The milestone of 500,000 COVID deaths is noteworthy, Johnson says, but she wonders, “If we’re at a half a million now, when are we gonna be at a million? I have stopped following it as intently as I was, because it’s just too much.”
Johnson adds, “I try to say her name, Joan Beaubien, as much as I can. … Just to put it out there that she existed.”
‘That’s my ma’
When Carmen Gardner-Jackson’s mother, Diane Butler, went to the hospital with COVID last fall, her family kept their hopes up.
“You see on television that hey, the president of the United States took that drug and he got better, so my mom’s gonna get that drug and she’s gonna be better,” Gardner-Jackson says. “But that wasn’t the case for us.”
Butler died in Milwaukee at age 66, a recent retiree. She had gone to college and proudly got an associate degree at 59. “Education is the one thing that no one can take away from you,” she would preach to her children and grandchildren.
“How do you get other people to realize that she was someone special?” asks her daughter Carmen.

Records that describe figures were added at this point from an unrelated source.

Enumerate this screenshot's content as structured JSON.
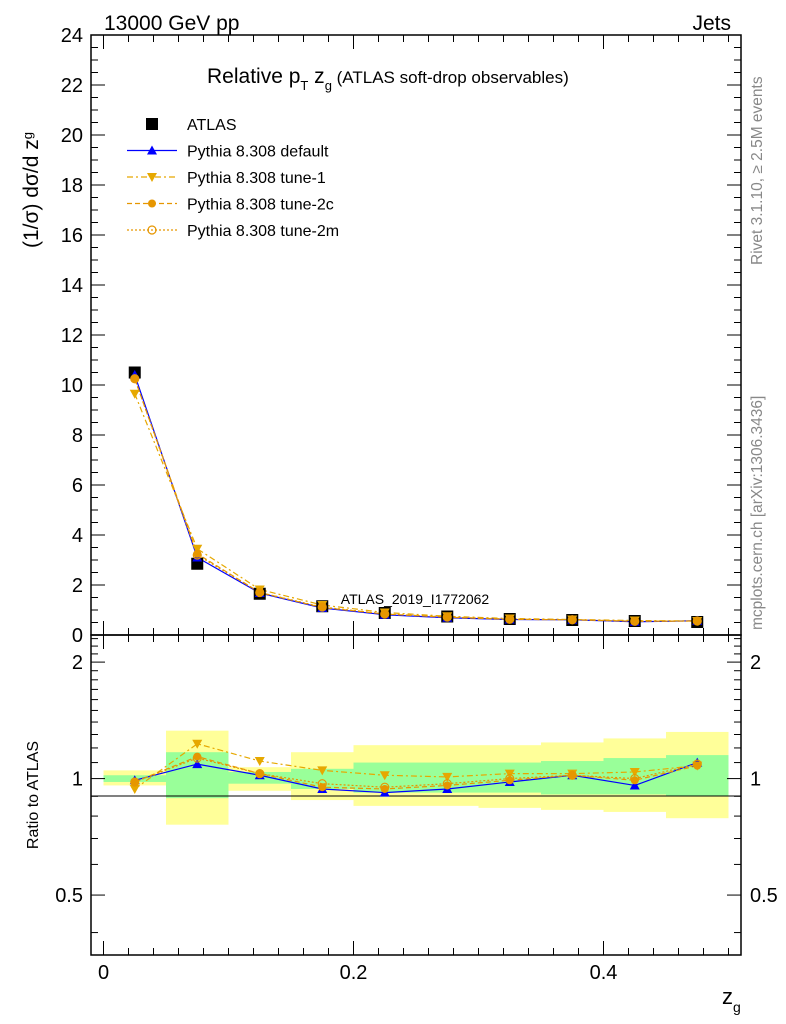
{
  "header": {
    "left": "13000 GeV pp",
    "right": "Jets"
  },
  "title": {
    "main": "Relative p",
    "main_sub": "T",
    "main_tail": " z",
    "main_tail_sub": "g",
    "paren": " (ATLAS soft-drop observables)"
  },
  "ylabel_top": {
    "main": "(1/σ) dσ/d z",
    "sub": "g"
  },
  "ylabel_bottom": "Ratio to ATLAS",
  "xlabel": {
    "main": "z",
    "sub": "g"
  },
  "side_labels": {
    "rivet": "Rivet 3.1.10, ≥ 2.5M events",
    "mcplots": "mcplots.cern.ch [arXiv:1306.3436]"
  },
  "watermark": "ATLAS_2019_I1772062",
  "legend": [
    {
      "label": "ATLAS",
      "color": "#000000",
      "marker": "square"
    },
    {
      "label": "Pythia 8.308 default",
      "color": "#0000ff",
      "marker": "triangle-up"
    },
    {
      "label": "Pythia 8.308 tune-1",
      "color": "#e6a800",
      "marker": "triangle-down"
    },
    {
      "label": "Pythia 8.308 tune-2c",
      "color": "#e69600",
      "marker": "circle"
    },
    {
      "label": "Pythia 8.308 tune-2m",
      "color": "#e69600",
      "marker": "circle-open"
    }
  ],
  "chart_data": {
    "type": "line",
    "x": [
      0.025,
      0.075,
      0.125,
      0.175,
      0.225,
      0.275,
      0.325,
      0.375,
      0.425,
      0.475
    ],
    "bin_edges": [
      0.0,
      0.05,
      0.1,
      0.15,
      0.2,
      0.25,
      0.3,
      0.35,
      0.4,
      0.45,
      0.5
    ],
    "xlim": [
      -0.01,
      0.51
    ],
    "ylim": [
      0,
      24
    ],
    "ratio_ylim": [
      0.35,
      2.35
    ],
    "x_ticks": [
      "0",
      "0.2",
      "0.4"
    ],
    "y_ticks": [
      "0",
      "2",
      "4",
      "6",
      "8",
      "10",
      "12",
      "14",
      "16",
      "18",
      "20",
      "22",
      "24"
    ],
    "ratio_ticks": [
      "0.5",
      "1",
      "2"
    ],
    "data": {
      "name": "ATLAS",
      "values": [
        10.5,
        2.85,
        1.65,
        1.15,
        0.88,
        0.74,
        0.64,
        0.6,
        0.56,
        0.52
      ]
    },
    "series": [
      {
        "name": "Pythia 8.308 default",
        "values": [
          10.4,
          3.1,
          1.68,
          1.08,
          0.81,
          0.69,
          0.62,
          0.61,
          0.53,
          0.57
        ],
        "ratio": [
          0.99,
          1.09,
          1.02,
          0.94,
          0.92,
          0.94,
          0.98,
          1.02,
          0.96,
          1.1
        ]
      },
      {
        "name": "Pythia 8.308 tune-1",
        "values": [
          9.65,
          3.45,
          1.82,
          1.2,
          0.9,
          0.75,
          0.66,
          0.62,
          0.58,
          0.56
        ],
        "ratio": [
          0.94,
          1.23,
          1.11,
          1.05,
          1.02,
          1.01,
          1.03,
          1.03,
          1.04,
          1.08
        ]
      },
      {
        "name": "Pythia 8.308 tune-2c",
        "values": [
          10.25,
          3.25,
          1.7,
          1.1,
          0.84,
          0.71,
          0.63,
          0.61,
          0.55,
          0.56
        ],
        "ratio": [
          0.98,
          1.14,
          1.03,
          0.95,
          0.94,
          0.96,
          0.99,
          1.02,
          0.99,
          1.08
        ]
      },
      {
        "name": "Pythia 8.308 tune-2m",
        "values": [
          10.25,
          3.2,
          1.7,
          1.12,
          0.84,
          0.72,
          0.63,
          0.61,
          0.55,
          0.56
        ],
        "ratio": [
          0.98,
          1.13,
          1.03,
          0.97,
          0.95,
          0.97,
          1.0,
          1.02,
          1.0,
          1.09
        ]
      }
    ],
    "bands": {
      "inner": [
        [
          0.98,
          1.02
        ],
        [
          0.89,
          1.17
        ],
        [
          0.97,
          1.04
        ],
        [
          0.94,
          1.06
        ],
        [
          0.92,
          1.1
        ],
        [
          0.92,
          1.1
        ],
        [
          0.92,
          1.1
        ],
        [
          0.91,
          1.11
        ],
        [
          0.91,
          1.13
        ],
        [
          0.9,
          1.15
        ]
      ],
      "outer": [
        [
          0.96,
          1.05
        ],
        [
          0.76,
          1.33
        ],
        [
          0.93,
          1.07
        ],
        [
          0.88,
          1.17
        ],
        [
          0.85,
          1.22
        ],
        [
          0.85,
          1.22
        ],
        [
          0.84,
          1.22
        ],
        [
          0.83,
          1.24
        ],
        [
          0.82,
          1.27
        ],
        [
          0.79,
          1.32
        ]
      ],
      "inner_color": "#99ff99",
      "outer_color": "#ffff99"
    },
    "grid": false,
    "legend_position": "top-left"
  }
}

Sometimes, she will watch the rising death toll scroll by at the bottom of her television screen, “just always remembering that ma is one of those numbers,” she says. “That’s my ma. That’s my mother. That’s the woman that gave me my name. She’s one of those numbers.”
A fresh loss
Now that there are vaccines and the death rate is dropping, a new loss to COVID can feel doubly cruel.
“We’re so close to the finish line, it seems like,” says Lori Baron, who lost her brother Danny Volce to COVID earlier this month. He was 52. “To get so far into this and then to lose him here at this point… I think it always feels unfair, but it feels especially hard,” she says.
Volce was a drummer, father of three and a constant joker, Baron says: “like having Jim Carrey as a brother.”
She feels compelled to look at the COVID dashboards to frame her own loss in the context of all the others.
“I look at the number of deaths in the United States,” she says, “and I just stare at that number, and I think, if Danny was still here, that number would look different. Just by one, but it would look different.”
Baron focuses on the last digit of that rising number and thinks to herself, that’s him.